Eat Well to Sleep Well

Can't sleep? Try these tips for snoozing and catch up on your zzz's.

Adapted From: Foods That Harm, Foods That Heal, Reader's Digest Canada

The quality of sleep you get has an enormous impact on your daily life. Poor or disordered sleep can affect your concentration and ability to interact with others.

If you don’t wake up feeling refreshed, here are some eating habits you should look into. They may be affecting your ability to get restful sleep.

Don’t...

  • Eat too much or too little. A light snack at bedtime can promote sleep, but too much food can cause digestive discomfort that leads to wakefulness.
  • Drink alcohol. Though small amounts can help you fall asleep, alcohol can worsen insomnia and impair deep sleep, which your body needs to restore itself. Alcohol can also dehydrate you, leaving you tired the next day.
  • Consume caffeine. If you are sensitive to caffeine, avoid it in the afternoon and evening.
  • Eat fat. If you consume a high-fat meal in the evening or eat foods that you have found cause you indigestion and heartburn, your sleep can be disturbed and restless.
  • Eat late at night.

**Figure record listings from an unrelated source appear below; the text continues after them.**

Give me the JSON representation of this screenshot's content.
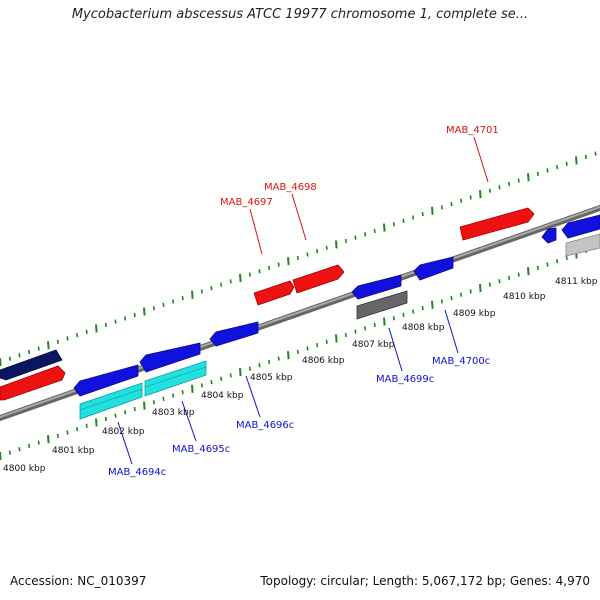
{
  "title": "Mycobacterium abscessus ATCC 19977 chromosome 1, complete se...",
  "footer": {
    "accession": "Accession: NC_010397",
    "summary": "Topology: circular; Length: 5,067,172 bp; Genes: 4,970"
  },
  "colors": {
    "forward_gene": "#ee1111",
    "reverse_gene": "#1111dd",
    "cds_cyan": "#22e0e0",
    "navy_gene": "#0a1660",
    "gray_gene": "#666666",
    "light_gray_gene": "#c4c4c4",
    "backbone": "#888888",
    "ticks": "#1a8a1a",
    "forward_label": "#dd1111",
    "reverse_label": "#1111cc"
  },
  "scale": {
    "unit": "kbp",
    "labels": [
      "4800 kbp",
      "4801 kbp",
      "4802 kbp",
      "4803 kbp",
      "4804 kbp",
      "4805 kbp",
      "4806 kbp",
      "4807 kbp",
      "4808 kbp",
      "4809 kbp",
      "4810 kbp",
      "4811 kbp"
    ]
  },
  "genes_forward_labeled": [
    {
      "label": "MAB_4697"
    },
    {
      "label": "MAB_4698"
    },
    {
      "label": "MAB_4701"
    }
  ],
  "genes_reverse_labeled": [
    {
      "label": "MAB_4694c"
    },
    {
      "label": "MAB_4695c"
    },
    {
      "label": "MAB_4696c"
    },
    {
      "label": "MAB_4699c"
    },
    {
      "label": "MAB_4700c"
    }
  ]
}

Lying down with a full stomach puts you at a gravitational disadvantage, encouraging acids to flow up into the esophagus, causing uncomfortable heartburn that will make sleep challenging.
  • Drink fluids too close to bedtime. Avoid fluids after dinner to reduce the need to go to the bathroom during the night.

Do...

  • Drink milk and honey. Milk contains an essential amino acid (tryptophan) that is a natural sedative. Carbohydrates facilitate the entry of tryptophan into the brain, so a spoonful of honey is the perfect solution with milk.
  • Eat a turkey sandwich. This is another sleep-inducing combination of tryptophan and carbohydrates.
  • Have a banana with milk. The banana’s vitamin B6 has a similar sleepy effects when mixed with tryptophan.